Note on Emerging Science: Puffins Use Tools

Air Date: October 16, 2020

Note on Emerging Science: Puffins Use Tools
A puffin plucks blades of grass to carry to its nest. (Photo: Tomek Niedzwiedz, Flickr, Public Domain)

Crows are known to use tools, and now the first time, scientists have documented the use of tools by the puffin, a black and white seabird found in the North Atlantic. Living on Earth’s Don Lyman reports on the finding that puffins use sticks to scratch their beaks and feathers, the first documentation of tool use in seabirds.

Transcript

CURWOOD: It’s Living on Earth, I’m Steve Curwood.

BASCOMB: And I’m Bobby Bascomb just ahead, progress on tackling climate change from China and California but first this note on emerging science from Don Lyman.

SCIENCE NOTE THEME

LYMAN: For the first time, scientists have documented the use of tools by puffins, a black and white seabird found in the North Atlantic. Annette Fayet, an ecologist from the University of Oxford, first observed a puffin off the coast of Wales using a stick to scratch its back in 2014. Four years later, on Grimsey Island in Iceland, Dr. Fayet’s recorded a puffin picking up a stick and using the stick to scratch its chest feathers. The observations were published in the Proceedings of the National Academy of Sciences. Researchers said they are the only known examples of birds in the wild using tools to scratch themselves.

Atlantic puffins touch bills as a part of a courtship ritual. (Photo: U.S. Fish and Wildlife Service, Flickr, Public Domain)
Atlantic puffins touch bills as a part of a courtship ritual. (Photo: U.S. Fish and Wildlife Service, Flickr, Public Domain)

The scientists speculate that the puffins may have been trying to remove ticks from their feathers, as ticks are a common parasite in puffins.

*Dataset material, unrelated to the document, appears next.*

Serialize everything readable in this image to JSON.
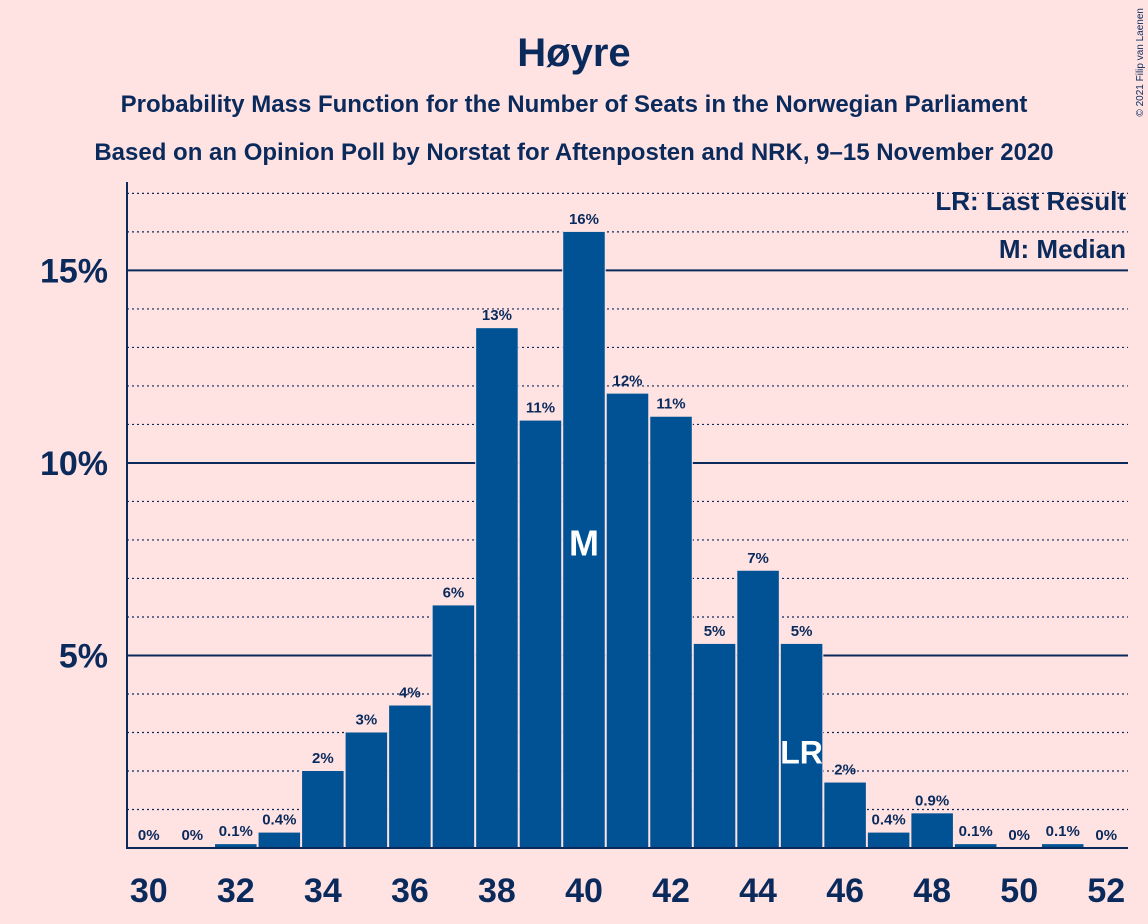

Scientists have known for some time that other birds use tools. Crows use sticks to extract food from holes in logs and Egyptian vultures crack ostrich eggs open with rocks. But this is the first known case of seabirds using tools. The researchers said that the discovery in puffins suggests that tool use in birds may be more widespread than previously thought. That’s this week’s note on emerging science. I’m Don Lyman.